Brexit : Theresa May fixe la date et choisit la ligne dure
Le Brexit a désormais une date et même une orientation. Alors que la conférence annuelle du parti conservateur touche à sa fin, la première ministre a dévoilé son ambition sur la sortie de l’Union européenne. Theresa May a annoncé que le Royaume-Uni activera l’article 50 au plus tard fin mars 2017 et a confirmé la ligne dure. En l’occurrence, le contrôle de l’immigration, même intra-européenne, prendra le pas sur toutes les autres considérations, même le maintien dans le marché unique. Seule concession au camp du maintien, Theresa May a assuré que les règlements européens en vigueur seront intégrés dans la loi britannique au moment où le European Communities Act, qui régit les rapports entre la Grande-Bretagne et l’Union européenne sera abolie.
Ce sera certainement la seule occasion pour les membres du Parlement d’évoquer le Brexit. La première ministre a confirmé que l’activation de l’article 50 du traité de Lisbonne « est l’affaire du seul gouvernement ». Il n’y aura pas de vote à la chambre des Communes sur le sujet.

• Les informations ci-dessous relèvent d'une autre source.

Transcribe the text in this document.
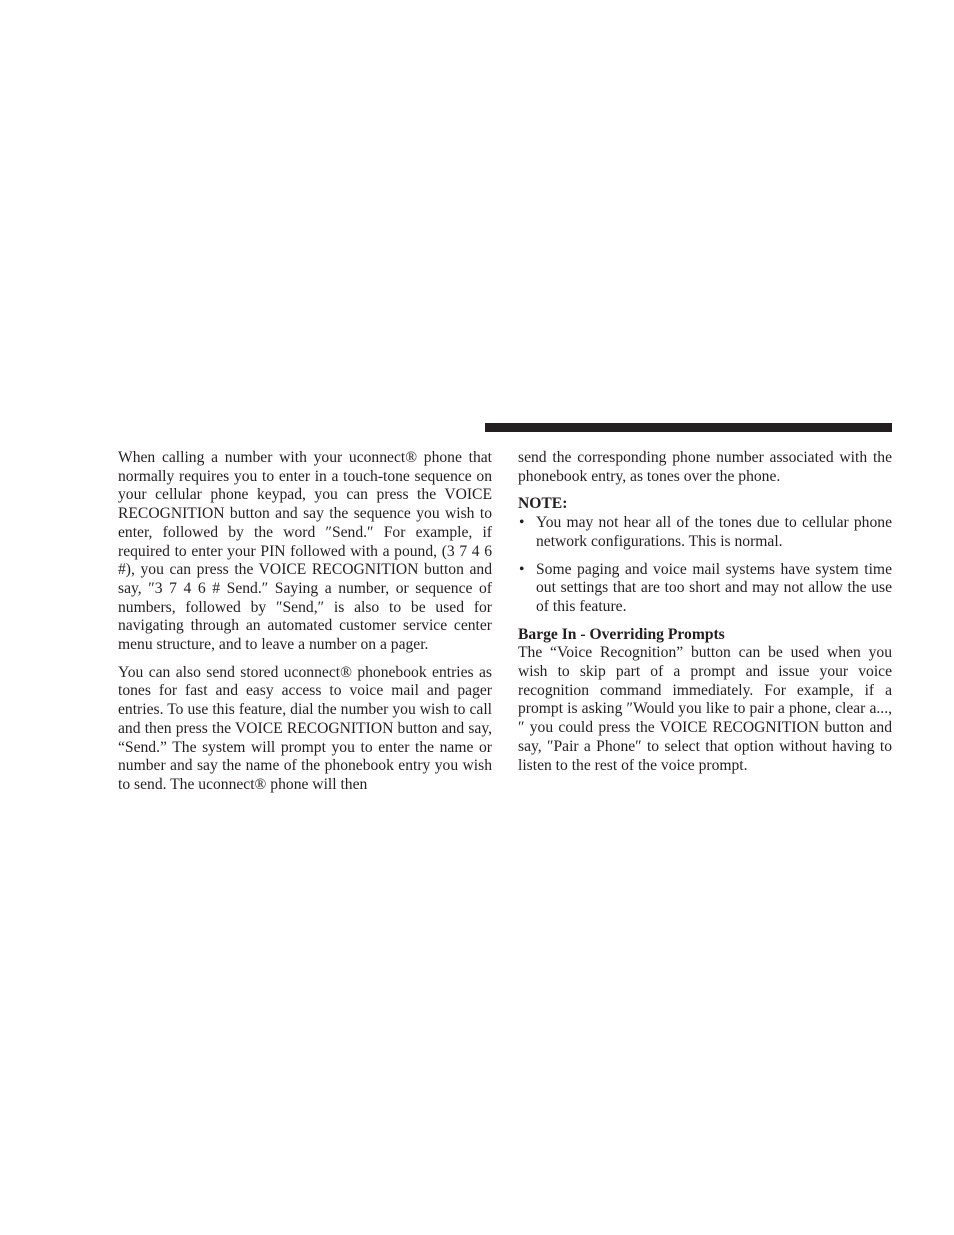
When calling a number with your uconnect® phone that normally requires you to enter in a touch-tone sequence on your cellular phone keypad, you can press the VOICE RECOGNITION button and say the sequence you wish to enter, followed by the word ″Send.″ For example, if required to enter your PIN followed with a pound, (3 7 4 6 #), you can press the VOICE RECOGNITION button and say, ″3 7 4 6 # Send.″ Saying a number, or sequence of numbers, followed by ″Send,″ is also to be used for navigating through an automated customer service center menu structure, and to leave a number on a pager.

You can also send stored uconnect® phonebook entries as tones for fast and easy access to voice mail and pager entries. To use this feature, dial the number you wish to call and then press the VOICE RECOGNITION button and say, “Send.” The system will prompt you to enter the name or number and say the name of the phonebook entry you wish to send. The uconnect® phone will then

send the corresponding phone number associated with the phonebook entry, as tones over the phone.

NOTE:
• You may not hear all of the tones due to cellular phone network configurations. This is normal.
• Some paging and voice mail systems have system time out settings that are too short and may not allow the use of this feature.
Barge In - Overriding Prompts

The “Voice Recognition” button can be used when you wish to skip part of a prompt and issue your voice recognition command immediately. For example, if a prompt is asking ″Would you like to pair a phone, clear a...,″ you could press the VOICE RECOGNITION button and say, ″Pair a Phone″ to select that option without having to listen to the rest of the voice prompt.
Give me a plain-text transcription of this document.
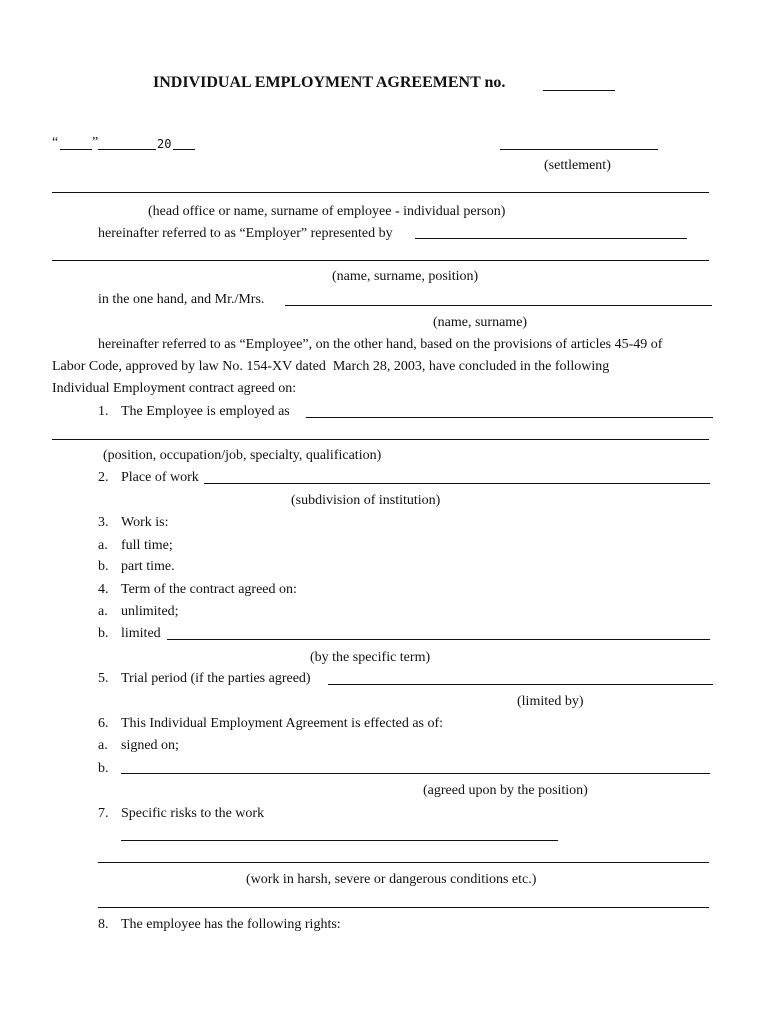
INDIVIDUAL EMPLOYMENT AGREEMENT no.
“ ”	20
(settlement)
(head office or name, surname of employee - individual person)
hereinafter referred to as “Employer” represented by
(name, surname, position)
in the one hand, and Mr./Mrs.
(name, surname)
hereinafter referred to as “Employee”, on the other hand, based on the provisions of articles 45-49 of
Labor Code, approved by law No. 154-XV dated  March 28, 2003, have concluded in the following
Individual Employment contract agreed on:
1. The Employee is employed as
(position, occupation/job, specialty, qualification)
2. Place of work
(subdivision of institution)
3. Work is:
a. full time;
b. part time.
4. Term of the contract agreed on:
a. unlimited;
b. limited
(by the specific term)
5. Trial period (if the parties agreed)
(limited by)
6. This Individual Employment Agreement is effected as of:
a. signed on;
b.
(agreed upon by the position)
7. Specific risks to the work
(work in harsh, severe or dangerous conditions etc.)
8. The employee has the following rights:
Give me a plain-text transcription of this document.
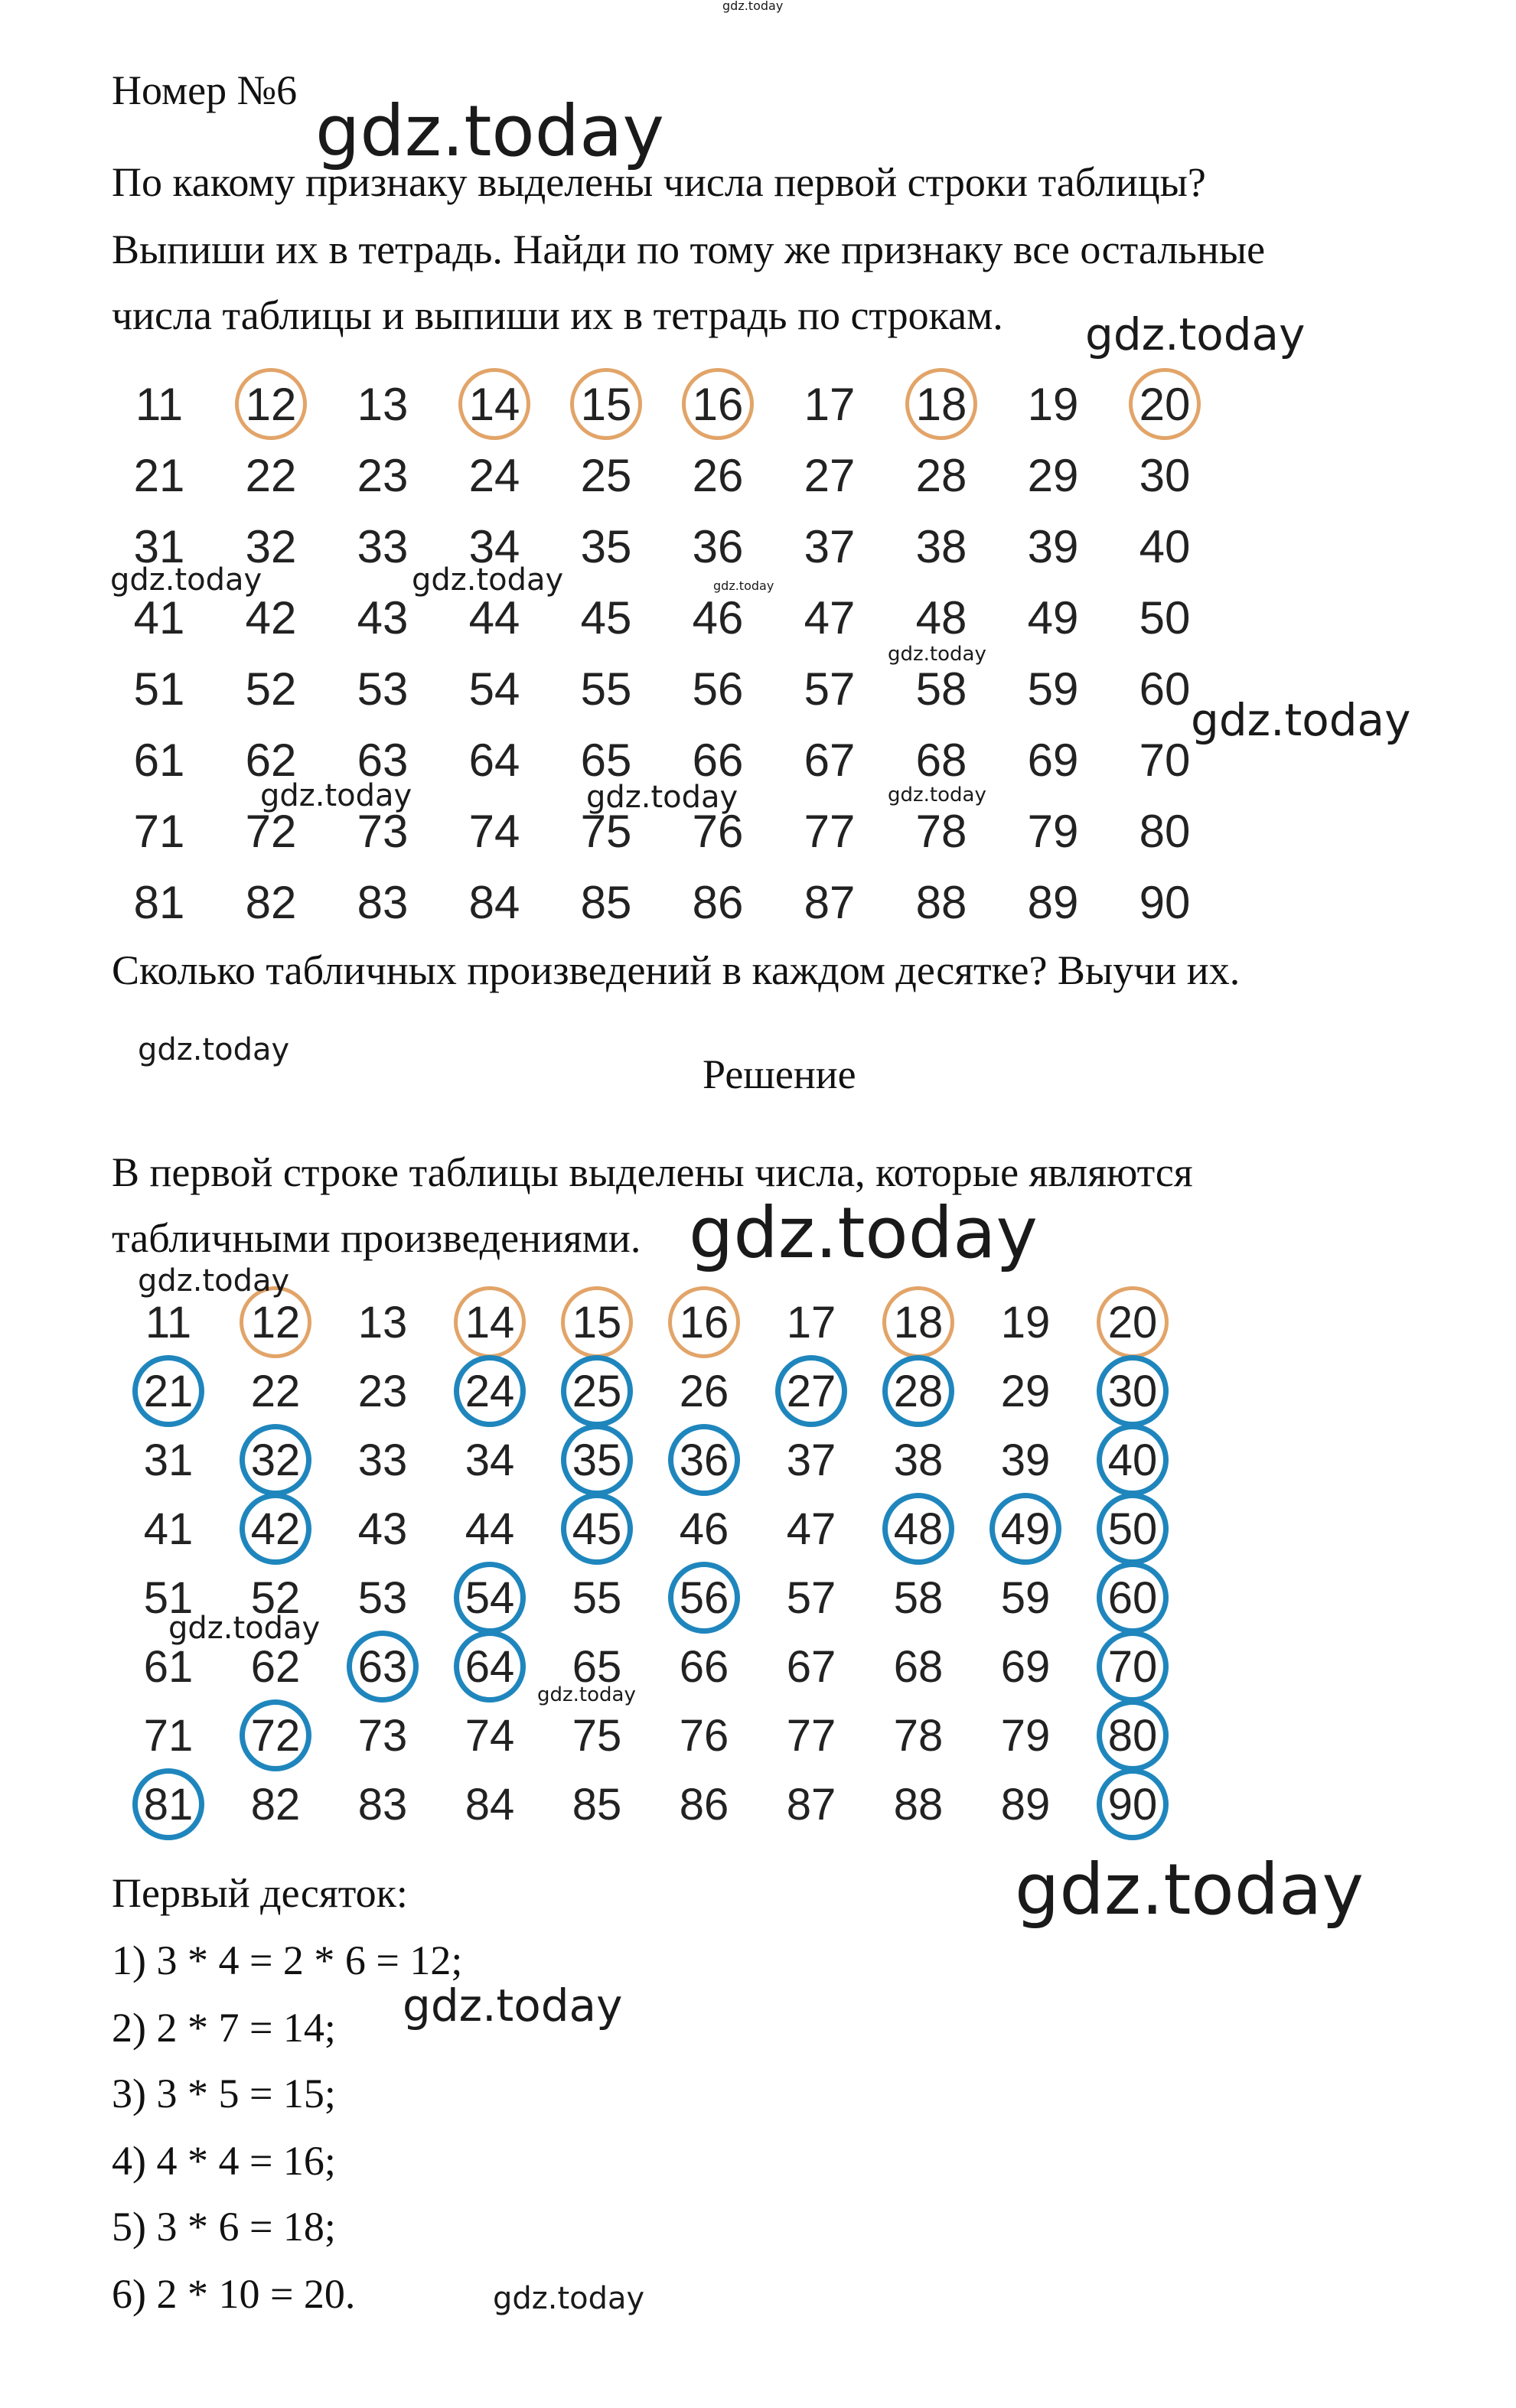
gdz.today
Номер №6
По какому признаку выделены числа первой строки таблицы?
Выпиши их в тетрадь. Найди по тому же признаку все остальные
числа таблицы и выпиши их в тетрадь по строкам.
11 12 13 14 15 16 17 18 19 20
21 22 23 24 25 26 27 28 29 30
31 32 33 34 35 36 37 38 39 40
41 42 43 44 45 46 47 48 49 50
51 52 53 54 55 56 57 58 59 60
61 62 63 64 65 66 67 68 69 70
71 72 73 74 75 76 77 78 79 80
81 82 83 84 85 86 87 88 89 90
Сколько табличных произведений в каждом десятке? Выучи их.
Решение
В первой строке таблицы выделены числа, которые являются
табличными произведениями.
11 12 13 14 15 16 17 18 19 20
21 22 23 24 25 26 27 28 29 30
31 32 33 34 35 36 37 38 39 40
41 42 43 44 45 46 47 48 49 50
51 52 53 54 55 56 57 58 59 60
61 62 63 64 65 66 67 68 69 70
71 72 73 74 75 76 77 78 79 80
81 82 83 84 85 86 87 88 89 90
Первый десяток:
1) 3 * 4 = 2 * 6 = 12;
2) 2 * 7 = 14;
3) 3 * 5 = 15;
4) 4 * 4 = 16;
5) 3 * 6 = 18;
6) 2 * 10 = 20.
gdz.today
gdz.today
gdz.today	gdz.today	gdz.today
gdz.today
gdz.today
gdz.today	gdz.today	gdz.today
gdz.today
gdz.today
gdz.today
gdz.today
gdz.today
gdz.today
gdz.today
gdz.today
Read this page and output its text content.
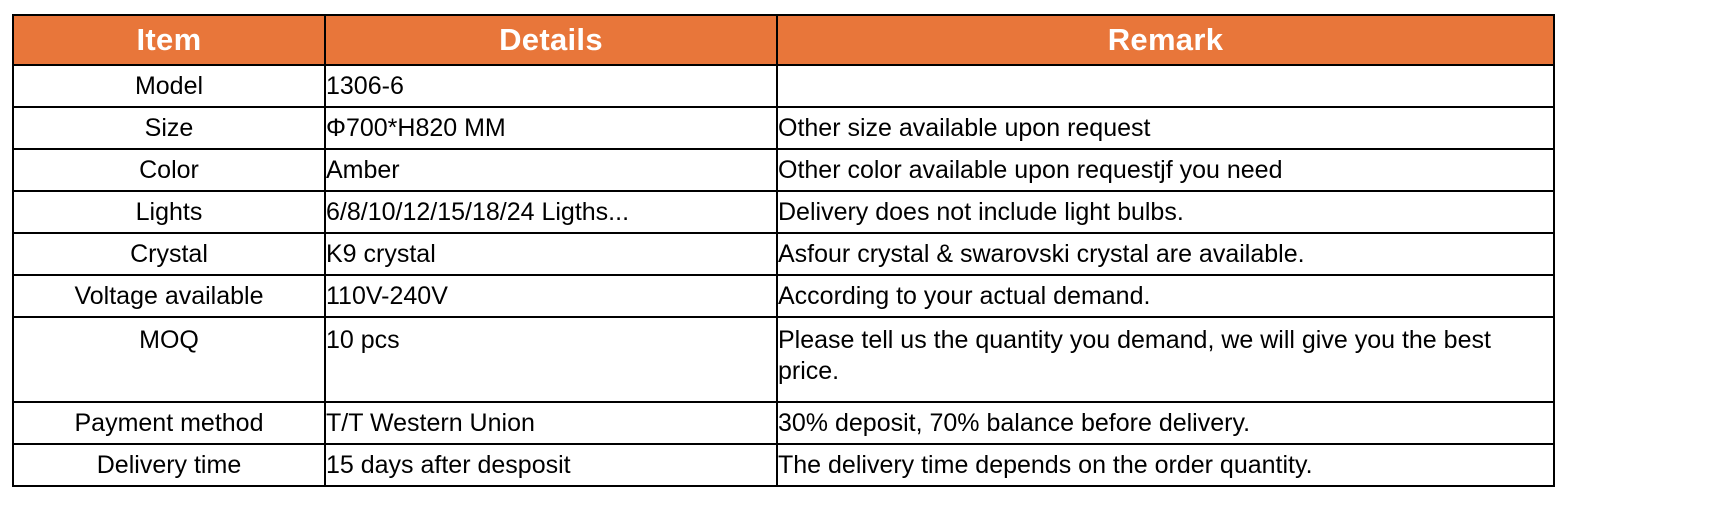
Item	Details	Remark
Model	1306-6	
Size	Φ700*H820 MM	Other size available upon request
Color	Amber	Other color available upon requestjf you need
Lights	6/8/10/12/15/18/24 Ligths...	Delivery does not include light bulbs.
Crystal	K9 crystal	Asfour crystal & swarovski crystal are available.
Voltage available	110V-240V	According to your actual demand.
MOQ	10 pcs	Please tell us the quantity you demand, we will give you the best price.
Payment method	T/T Western Union	30% deposit, 70% balance before delivery.
Delivery time	15 days after desposit	The delivery time depends on the order quantity.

« Il est hors de question de saper la démocratie ! Brexit veut dire Brexit ! », a martelé Theresa May.
Elle sait que la Chambre des Communes est – entre le Labour et les membres du parlement conservateurs europhiles – majoritairement hostile au Brexit. Elle se pose donc en bouclier destiné à défendre le choix du peuple britannique, dans son ensemble. La locataire du 10 Downing Street a ainsi envoyé un message à Nicola Sturgeon, mais aussi au Sinn Féin, en précisant :
« Nous avons voté lors du référendum dans le cadre d’un seul Royaume-Uni, nous appliquerons la décision issue du scrutin comme un seul Royaume-Uni. »
Pour éviter de froisser totalement la majorité pro-européenne qui marque la représentation parlementaire britannique, Theresa May a indiqué que les règlements européens seront traduits en textes britanniques et incorporés dans la loi. Le message a été particulièrement appuyé en direction des syndicats qui craignent que le Brexit soit l’occasion d’une nouvelle attaque sur les droits des salariés. Un texte, le Great Repeal Bill, sera présenté au parlement en 2017 aura pour objet de d’en finir avec le European Communities Act de 1972, lequel fixait la hiérarchie des normes à la mode européenne. Il en sera donc fini de la prééminence des textes européens sur la loi britannique.
Theresa May a également confirmé que le Royaume-Uni quittera la juridiction de la Cour européenne de justice. Et, entérinant une ligne dure, elle a tranché : le contrôle de l’immigration passera avant le libre-échange. L’Union européenne a en effet multiplié les mises en garde et rappelé sa ligne de conduite : la libre circulation des marchandises, donc le libre-échange au sein de l’Union, est indissociable de la libre-circulation des personnes. La position du gouvernement de Londres est donc claire : la gestion de l’immigration sera une question clé des négociations qui vont, officiellement, commencer dès mars 2017 pour un départ effectif en mars 2019. Au plus tard.
Nous avons voté pour sortir de l’Union européenne et devenir un état totalement indépendant et pleinement souverain, a martelé Theresa May devant un auditoire majoritairement acquis à sa cause. Nous ferons donc ce que font tous les états indépendants. Nous déciderons par nous-mêmes de la manière dont nous gérons l’immigration. Et nous serons libres d’adopter nos propres lois.
Le discours aux accents nationalistes a été décliné par les membres de gouvernement qui ont pris la parole devant les délégués du parti conservateur. Ainsi, la secrétaire d’Etat à l’Intérieur et proche de la première ministre, Amber Rudd, s’est engagée à agir pour éviter que « les migrants prennent les emplois que des Britanniques pourraient occuper ». Elle a également annoncé une réduction du nombre de jeunes venant étudier en Grande-Bretagne. Tant que la Grande-Bretagne est membre de l’Union européenne, ces limitations ne s’appliqueront qu’aux ressortissants extra-communautaires. Mais à compter du printemps 2019, il en ira évidemment autrement.
Enfin, la successeure de Theresa May à l’Intérieur a annoncé un fonds de 140 millions de livres destiné à soutenir les services publics « dans les aires affectées par un haut niveau de migration ». Cette proposition est une relecture d’un fonds mis en place, à l’époque, par le premier ministre travailliste Gordon Brown.
Pour que le message soit bien clair, Theresa May a averti ses interlocuteurs européens. La Grande-Bretagne n’adoptera pas une attitude « suppliante » lors des négociations. Le bras de fer ne fait donc que commencer.